Saffron is often called the king of spices. Read the article below to learn more on saffron plant.

Saffron Plant

Saffron wafts off a strong, exotic aroma and it has a bitter taste. It is extensively used to flavor dishes in many Mediterranean and Oriental countries. It is also one of the most expensive spices. The saffron plant belongs to the family Iridaceae and the saffron is the harvested from the Crocus sativus species of the family. The saffron is basically the dried stigma of the flower. To get a pound of saffron requires almost 75,000 flowers, which makes it extremely rare. Only a handful of countries grow saffron and the best among the lot is from the Kashmir valley. Given below in the article are various information regarding the saffron plant.
Saffron Uses & Benefits
  • Saffron contributes a luminous yellow-orange colouring to foods.
  • Saffron is widely used in Iranian (Persian), Arab, Central Asian, European, Indian, Turkish, and Cornish cuisines.
  • Confectionaries and liquors also often include saffron.
  • Common saffron substitutes include safflower (Carthamus tinctorius, which is often sold as "Portuguese saffron" or "açafrão") and turmeric (Curcuma longa). 
Culinary Uses
  • Saffron is very popular as a spice in all international cuisines.

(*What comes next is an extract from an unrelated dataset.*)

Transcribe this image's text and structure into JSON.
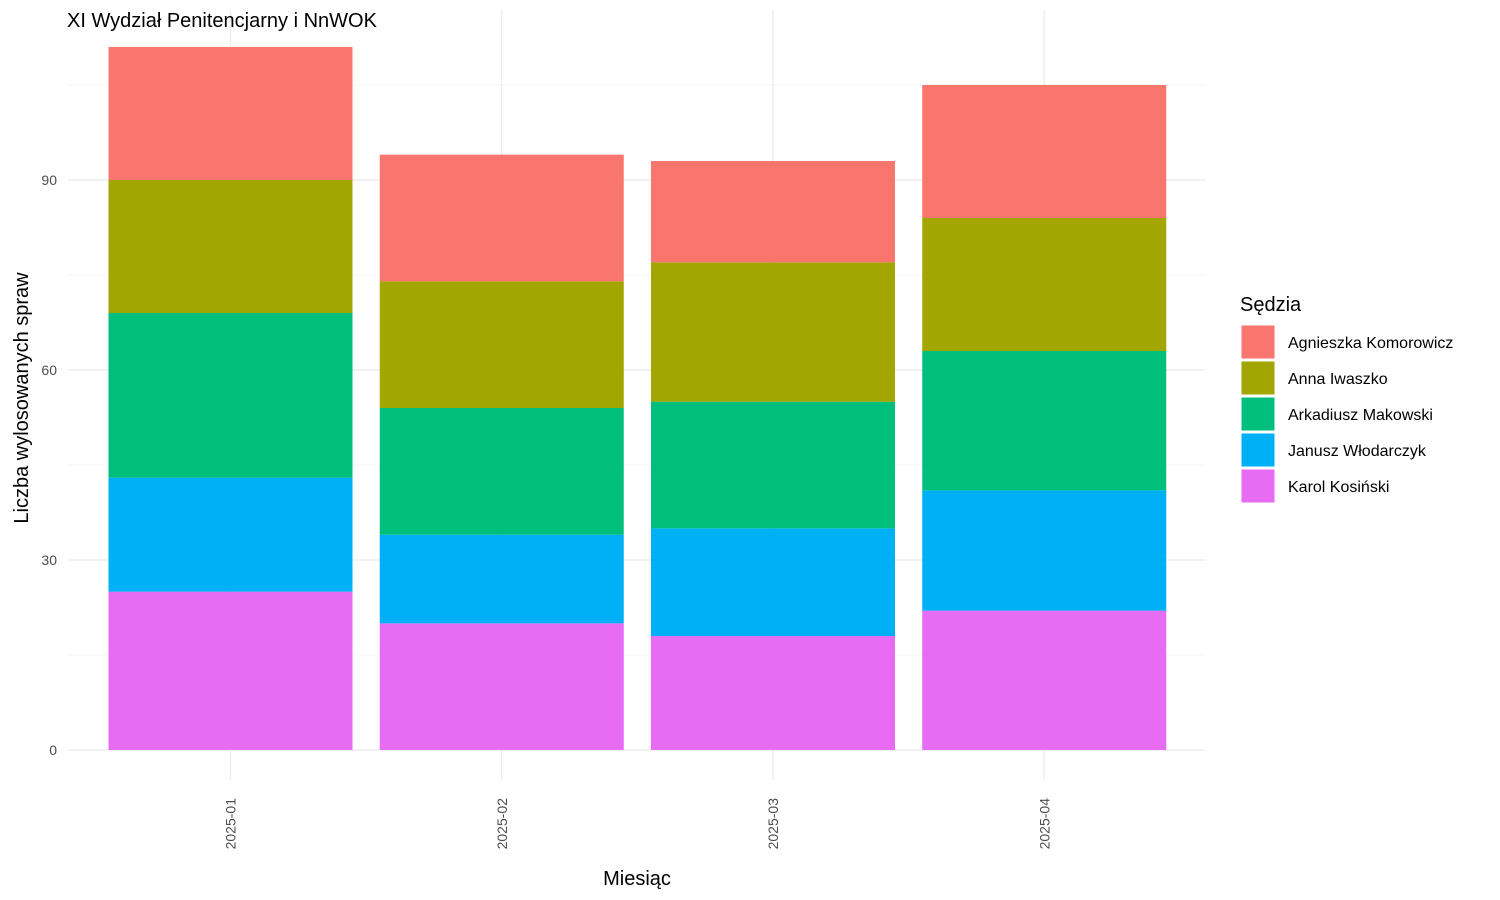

  • It is an indispensable ingredient in most Mughlai dishes and erstwhile Mughlai chefs used this herb liberally in the rich concoctions they prepared for the royal table. It is used in sweets as well as in curries.

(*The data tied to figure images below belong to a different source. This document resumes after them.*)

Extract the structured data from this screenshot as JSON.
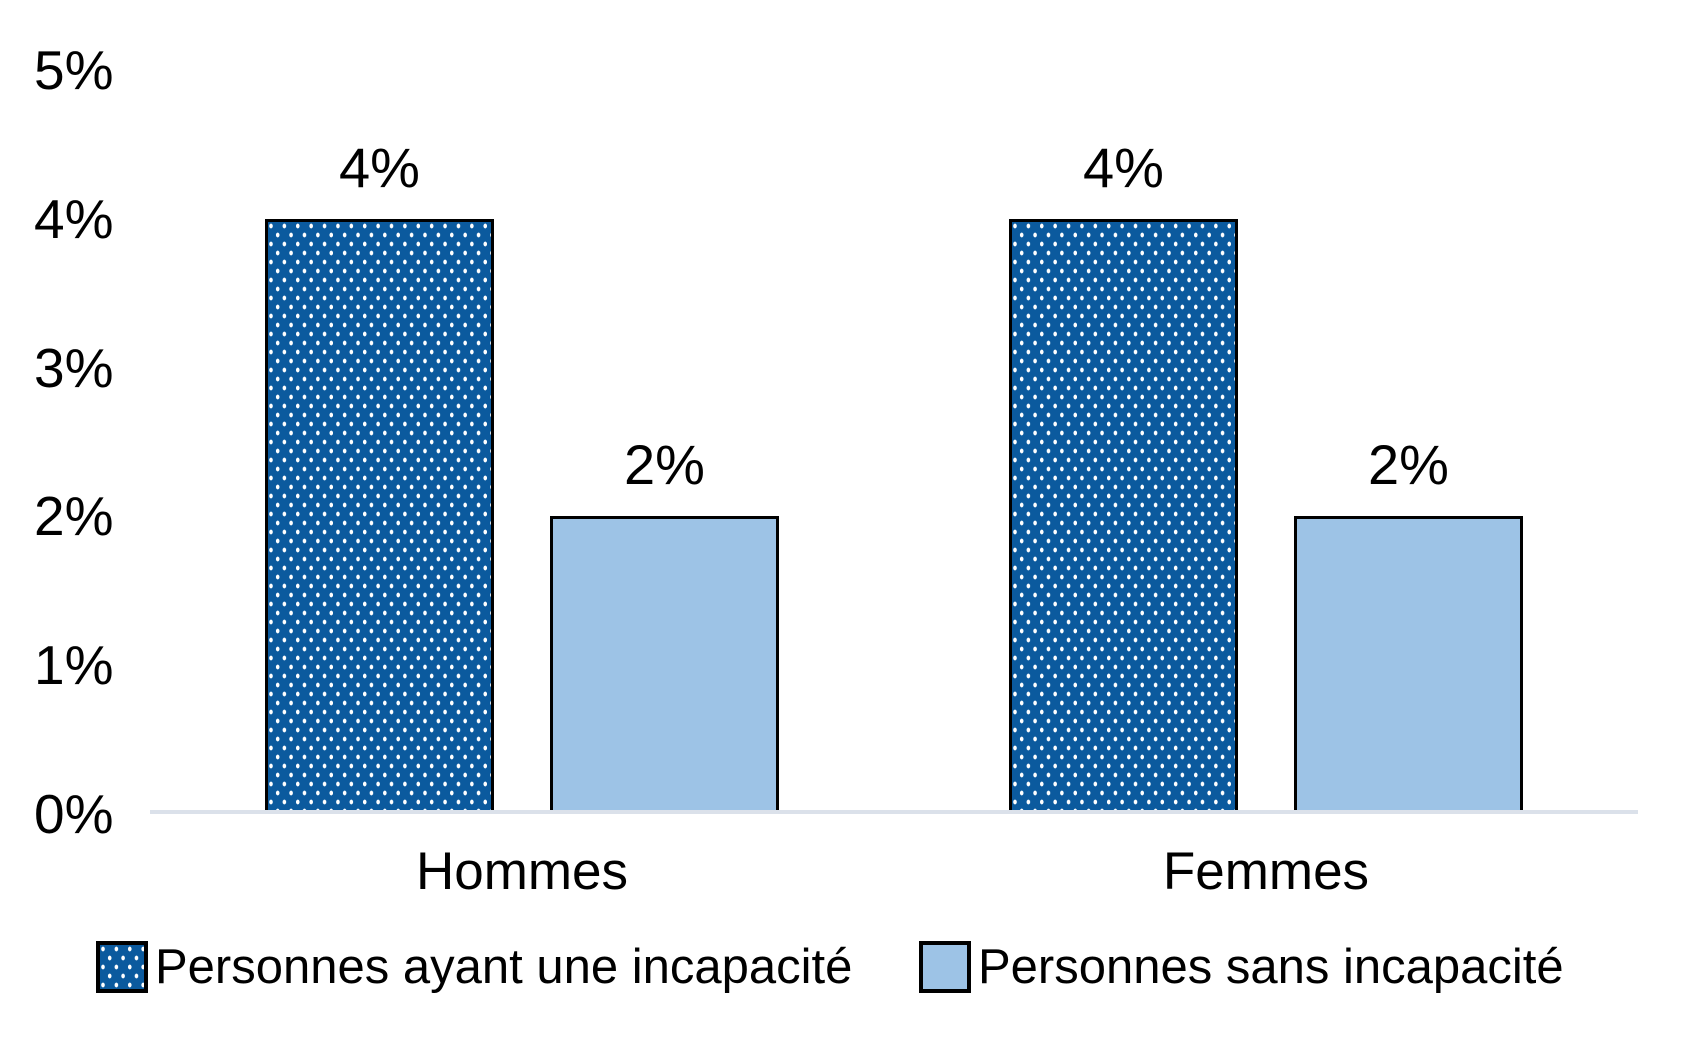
{
  "chart_data": {
    "type": "bar",
    "title": "",
    "categories": [
      "Hommes",
      "Femmes"
    ],
    "series": [
      {
        "name": "Personnes ayant une incapacité",
        "values": [
          4,
          4
        ],
        "data_labels": [
          "4%",
          "4%"
        ],
        "color": "#0B5A9E",
        "fill_pattern": "white-dots"
      },
      {
        "name": "Personnes sans incapacité",
        "values": [
          2,
          2
        ],
        "data_labels": [
          "2%",
          "2%"
        ],
        "color": "#9DC3E6",
        "fill_pattern": "solid"
      }
    ],
    "y_axis": {
      "tick_labels": [
        "0%",
        "1%",
        "2%",
        "3%",
        "4%",
        "5%"
      ],
      "min": 0,
      "max": 5,
      "grid": "off"
    },
    "legend_position": "bottom",
    "colors": {
      "bar_border": "#000000",
      "pattern_dot": "#FFFFFF",
      "axis_line": "#DBE1EA",
      "text": "#000000"
    }
  }
}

  • In India, to serve dishes decorated with saffron is regarded as a mark of honor to the guest.
  • It is used in several exotic dishes, particularly in Spanish rice specialties and French fish preparations.
  • It is also used for coloring butter, cheese, pudding, and pastry.
  • People in Europe and India use it to season various foods. 
Medicinal Properties
  • Saffron finds many uses in Ayurveda, Unani, Chinese and Tibetan medicine. It is popularly known as a stimulant, warm and dry in action, helping in urinary, digestive, and uterine troubles.
  • In Ayurveda, saffron is used to cure chronic diseases such as asthma and arthritis. It is also useful in treating cold and cough. Ayurvedic medicines containing saffron are used to treat acne and several skin diseases. A paste of the spice can be used as a dressing for bruises and superficial sores.
  • Ancient texts on Ayurveda have information about the herb’s use as an aphrodisiac. It is a stimulant and promotes libido. It is largely used as an indigenous medicine across India. Saffron enjoys great reputation as a drug, which strengthens the functioning of the stomach and promotes its action. It also counteracts spasmodic disorders and sustains involuntary muscle contraction.
  • It is beneficial in the treatment of several digestive disorders. Its use has been found especially valuable in flatulent colic. It is also used in the fevers, melancholia, and enlargement of the liver and spleen. It is used in medicines that reduce inflammation. A combination of saffron and ghee is used to treat diabetes. Saffron also merits usage as a strengthening agent for the heart and as a cooling agent for the brain. It has been found beneficial in the treatment of urinary problems. It acts as a diuretic if soaked overnight in water and administered with honey.
  • The spice is useful in promoting and regulating menstrual periods. It soothes lumbar pains, which accompany menstruation. Saffron is also beneficial in the treatment of other ailments concerning women such as leucorrhoea and hysteria. Pessaries of saffron are used in painful conditions of the uterus. Saffron oil is used as an external application in uterine sores. In modern pharmacopoeias, saffron is employed only to color other medicines or as a cordial adjunct.

Cosmetic Uses
Traditionally saffron is believed to promote fairness of the complexion. It is widely used in cosmetics, especially in fairness creams.